18 giugno 1836: nasce il corpo dei Bersaglieri. Sapete perché vanno di corsa?

Anche il loro nome ha un'origine particolare, ecco da cosa deriva

Bersaglieri (foto di repertorio Ansa)

Bersaglieri (foto di repertorio Ansa)

Firenze, 18 giugno 2024 – Esattamente 188 anni fa, il 18 giugno del 1836, il re d’Italia Carlo Alberto di Savoia istituì il Corpo dei Bersaglieri, su proposta del Generale Alessandro La Marmora, allora capitano del Reggimento guardie. I Bersaglieri sarebbero diventati una delle specialità più note dell'Arma di fanteria dell'Esercito italiano. Dodici anni dopo, precisamente nell'aprile del 1848, durante la prima guerra d'indipendenza, i Bersaglieri ricevettero il ‘battesimo del fuoco’, ossia la prima esperienza di combattimento sul campo, nella battaglia di Goito.

Ma perché si chiamano così?
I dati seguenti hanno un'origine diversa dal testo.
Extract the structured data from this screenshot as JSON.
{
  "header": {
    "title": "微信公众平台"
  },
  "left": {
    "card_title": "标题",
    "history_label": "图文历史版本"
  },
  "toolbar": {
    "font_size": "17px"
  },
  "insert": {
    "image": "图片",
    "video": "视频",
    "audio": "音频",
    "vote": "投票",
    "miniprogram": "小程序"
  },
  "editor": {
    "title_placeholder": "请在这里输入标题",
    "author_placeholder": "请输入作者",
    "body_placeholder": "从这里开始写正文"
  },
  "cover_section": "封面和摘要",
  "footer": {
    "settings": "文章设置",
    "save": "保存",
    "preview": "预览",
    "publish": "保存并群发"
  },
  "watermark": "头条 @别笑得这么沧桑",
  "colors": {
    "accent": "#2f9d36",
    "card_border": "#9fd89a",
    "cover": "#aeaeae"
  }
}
E perché vanno sempre di corsa? I Bersaglieri si chiamano così poiché in origine erano soldati addestrati al tiro al bersaglio (da cui appunto il nome ‘Bersaglieri’), con fucili a canna rigata di alta precisione. Questo corpo armato ha anche un’altra particolarità: è l’unico al mondo ad esibirsi a passo di corsa. Secondo la tradizione popolare, quest’usanza ebbe origine dall’entrata dalla breccia di Porta Pia: secondo gli ordini l’ingresso a Roma doveva avvenire a passo di carica, invece ci fu una corsa spontanea, passata alla storia, da parte di tutti i soldati. Da quel momento in poi la marcia a tempo di corsa li contraddistingue e accompagna la tipica fanfara. Nel 1836 il corpo nacque con le funzioni della fanteria leggera: ai Bersaglieri venne affidato il compito dell’esplorazione, spettava a loro dunque il primo contatto con il nemico, e tra le mansioni d’impiego sul campo di battaglia c’era anche quello dell’affiancamento della fanteria di linea. La velocità di spostamento era dunque un elemento essenziale per questo corpo speciale.

Nasce oggi

Paul McCartney nato il 18 giugno del 1942 a Liverpool. Compie oggi 82 anni. Appena qualche giorno fa, il 14 giugno, uno dei bootleg più ambiti di sempre, One Hand Clapping, è stato ufficialmente pubblicato. Nell'agosto del 1974, Paul McCartney e gli Wings erano impegnati agli Abbey Road Studios per le riprese di un video documentario e di un possibile album in studio dal vivo - One Hand Clapping. Nonostante la domanda di nuovo materiale registrato dalla più grande band del mondo in quel momento, One Hand Clapping non fu mai pubblicato ufficialmente. Filmato e registrato in quattro giorni e diretto da David Litchfield, l'uscita di One Hand Clapping rappresenta un momento storico per i fan di Paul McCartney. Ha detto: “Le voci sulla mia morte sono oltremodo esagerate. Comunque, se fossi morto, sarei stato sicuramente l'ultimo a saperlo.”